Ho scopiazzato una breve sintesi del contenuto di questo libro, ma non è di questo che intendo occuparmi in questa sede. Torno infatti al dialogo fra Augias e Cacciari: il primo fingeva di stupirsi, il secondo rincarava la dose affermando di preferire occuparsi di Maria piuttosto che degli squallidi personaggi che si aggirano sulla scena politica attuale. Ben detto, anche se poi Cacciari finisce col farsi spesso e volentieri trascinare nel dibattito: lo fa con stizzito atteggiamento critico, ma comunque cade nel tranello. Augias infatti si permise di consigliarli di lasciare perdere i discorsi di basso profilo seppur velleitariamente affrontati con piglio contestatore per dedicarsi a questioni di ben altra e più alta consistenza culturale ed esistenziale.
Non voglio fare il verso a Cacciari, non sono degno neppure di sciogliere il legaccio dei suoi sandali; non ho la presunzione di cogliere l’invito di Augias, peraltro condivisibile e utile a tutti; tuttavia in questi giorni di bagarre politica messa in scena da penosi nani e squallide ballerine, mi è venuto spontaneo (sarebbe meglio dire “spintaneo”) pensare a sant’Ilario piuttosto che a Conte, Renzi, Zingaretti, Di Maio e compagnia stonando.
Mentre a Roma si litiga o, ancor peggio, si fa finta di litigare sul governo del Paese (del Paese ho l’impressione che non freghi niente a nessuno, tanto che i cittadini vengono (ri)mandati a quel Paese…), a Parma si blatera per mettere in crisi la giunta Pizzarotti, rea di avere tenuto rapporti contrattuali con una onlus chiacchierata operante nel campo dell’accoglienza agli immigrati (tutto da dimostrare, ma tutto serve a fare un po’ di casino…).
E chi era sant’Ilario? Riporto un breve profilo tracciato da Matteo Liut su Avvenire. Solo per rendere l’idea del personaggio: “La fede cristiana non è semplice atteggiamento dell’animo fatto di gentilezza e accoglienza, ma un mistero profondo che scava nell’anima e lì trova il Dio che è Padre, Figlio e Spirito Santo. E proprio quella della Trinità è una delle realtà più complesse da comprendere, una dimensione che fin dai primi secoli è stata approfondita e studiata dai Padri della Chiesa, come sant’Ilario di Poitiers, vescovo e dottore della Chiesa. Il suo “De Trinitate” è un’opera affascinante e complessa, espressione di una profonda conoscenza delle Scritture, pensata per contrastare il diffondersi delle eresie come l’arianesimo, che negava la divinità di Cristo. Uno scritto che testimonia la profonda preparazione dell’autore, nato forse nel 315 da famiglia pagana, e formatosi alla luce della filosofia neoplatonica. Affascinato dalla Bibbia, Ilario chiese il Battesimo e subito dopo, attorno al 353, venne scelto come vescovo di Poitiers. A causa dell’odio dei teologi eretici subì sei anni di esilio, ma dagli studi coltivati in questo periodo nacque proprio il “De Trinitate”. Morì nel 367”.

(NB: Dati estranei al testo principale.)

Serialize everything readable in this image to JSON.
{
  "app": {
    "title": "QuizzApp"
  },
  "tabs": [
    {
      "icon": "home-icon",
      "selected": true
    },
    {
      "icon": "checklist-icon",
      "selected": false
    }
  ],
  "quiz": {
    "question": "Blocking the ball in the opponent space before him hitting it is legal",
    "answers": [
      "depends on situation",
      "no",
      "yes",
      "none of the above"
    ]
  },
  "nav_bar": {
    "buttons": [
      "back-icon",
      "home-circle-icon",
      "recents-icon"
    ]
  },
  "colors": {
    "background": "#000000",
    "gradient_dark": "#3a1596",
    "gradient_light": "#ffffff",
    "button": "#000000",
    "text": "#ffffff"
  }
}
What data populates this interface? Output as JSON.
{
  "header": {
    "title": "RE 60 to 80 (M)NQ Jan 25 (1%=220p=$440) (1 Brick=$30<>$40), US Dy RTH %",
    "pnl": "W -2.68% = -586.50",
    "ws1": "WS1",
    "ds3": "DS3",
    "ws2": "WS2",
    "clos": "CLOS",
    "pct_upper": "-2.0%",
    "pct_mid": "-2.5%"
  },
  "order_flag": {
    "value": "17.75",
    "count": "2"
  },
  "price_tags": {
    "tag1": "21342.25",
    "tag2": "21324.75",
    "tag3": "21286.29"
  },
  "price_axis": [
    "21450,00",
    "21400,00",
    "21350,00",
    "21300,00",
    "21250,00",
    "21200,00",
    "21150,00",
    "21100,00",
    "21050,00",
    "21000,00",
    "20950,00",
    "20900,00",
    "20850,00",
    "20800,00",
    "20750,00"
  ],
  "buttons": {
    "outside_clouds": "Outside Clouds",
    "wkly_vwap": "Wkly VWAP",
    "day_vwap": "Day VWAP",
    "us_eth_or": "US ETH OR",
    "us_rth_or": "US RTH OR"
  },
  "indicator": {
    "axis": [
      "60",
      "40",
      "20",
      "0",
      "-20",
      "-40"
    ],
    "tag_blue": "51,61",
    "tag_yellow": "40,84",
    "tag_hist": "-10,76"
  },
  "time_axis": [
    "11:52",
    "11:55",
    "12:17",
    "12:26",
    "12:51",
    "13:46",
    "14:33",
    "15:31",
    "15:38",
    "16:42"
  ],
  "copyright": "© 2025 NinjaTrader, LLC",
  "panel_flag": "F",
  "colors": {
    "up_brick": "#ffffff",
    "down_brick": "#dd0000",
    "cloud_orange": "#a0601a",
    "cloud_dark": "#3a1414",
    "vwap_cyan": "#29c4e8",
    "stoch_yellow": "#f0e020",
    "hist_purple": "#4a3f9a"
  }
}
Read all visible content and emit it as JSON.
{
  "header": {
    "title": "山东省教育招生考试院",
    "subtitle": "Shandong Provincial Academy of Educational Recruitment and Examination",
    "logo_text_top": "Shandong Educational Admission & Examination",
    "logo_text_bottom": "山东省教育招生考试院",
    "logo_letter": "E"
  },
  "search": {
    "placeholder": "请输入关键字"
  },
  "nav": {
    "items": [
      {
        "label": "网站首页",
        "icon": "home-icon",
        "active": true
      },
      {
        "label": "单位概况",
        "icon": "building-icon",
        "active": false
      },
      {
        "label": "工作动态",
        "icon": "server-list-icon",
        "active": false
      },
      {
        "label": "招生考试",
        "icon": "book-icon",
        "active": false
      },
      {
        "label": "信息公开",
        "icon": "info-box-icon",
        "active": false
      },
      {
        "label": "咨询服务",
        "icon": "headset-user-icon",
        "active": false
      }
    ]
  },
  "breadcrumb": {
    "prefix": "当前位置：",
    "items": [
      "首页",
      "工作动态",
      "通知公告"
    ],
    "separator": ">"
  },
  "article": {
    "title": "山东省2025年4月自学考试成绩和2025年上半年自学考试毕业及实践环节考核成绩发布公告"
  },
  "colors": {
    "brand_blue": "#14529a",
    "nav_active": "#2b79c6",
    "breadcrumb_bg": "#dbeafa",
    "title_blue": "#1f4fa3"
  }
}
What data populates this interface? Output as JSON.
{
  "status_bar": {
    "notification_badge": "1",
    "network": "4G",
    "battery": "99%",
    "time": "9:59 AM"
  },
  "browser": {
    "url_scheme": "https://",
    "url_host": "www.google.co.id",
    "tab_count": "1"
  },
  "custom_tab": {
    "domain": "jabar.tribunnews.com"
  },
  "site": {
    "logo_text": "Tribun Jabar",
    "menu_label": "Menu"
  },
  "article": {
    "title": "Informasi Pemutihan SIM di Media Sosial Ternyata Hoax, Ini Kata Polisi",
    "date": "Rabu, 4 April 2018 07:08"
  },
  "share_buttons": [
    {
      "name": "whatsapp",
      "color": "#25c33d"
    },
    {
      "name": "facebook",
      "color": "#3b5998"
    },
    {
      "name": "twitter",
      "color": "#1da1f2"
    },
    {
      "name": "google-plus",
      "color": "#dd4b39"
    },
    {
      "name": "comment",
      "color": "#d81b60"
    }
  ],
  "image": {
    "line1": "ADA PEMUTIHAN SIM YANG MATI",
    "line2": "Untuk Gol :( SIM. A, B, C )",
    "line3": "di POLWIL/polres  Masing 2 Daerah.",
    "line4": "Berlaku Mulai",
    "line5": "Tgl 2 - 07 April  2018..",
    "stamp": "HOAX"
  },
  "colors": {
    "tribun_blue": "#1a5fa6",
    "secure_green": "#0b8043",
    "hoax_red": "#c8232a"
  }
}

Ebbene ammetto di essere molto più interessato agli studi di sant’Ilario che non alle menate della politica parmense e persino alle dissertazioni programmatiche del sindaco, ai voli pindarici dell’assessore alla cultura e finanche alle proposte pastorali del vescovo. Tutto sommato mi risulta meno misteriosa la Santissima Trinità rispetto ai giochi di una città perennemente alla spasmodica ricerca di se stessa. E più ci si affanna in questa autoreferenziale ricerca più si resta emarginati dal resto del mondo. Ora almeno sappiamo con chi prendercela: il coronavirus ci ha tarpato le ali proprio quando stavamo per spiccare il volo culturale e, come succede alle rondini, se si cade in terra non ci si rialza più. A meno che non ci aiuti sant’Ilario, solo a questo livello possiamo uscire dal pantano in cui stiamo sprofondando.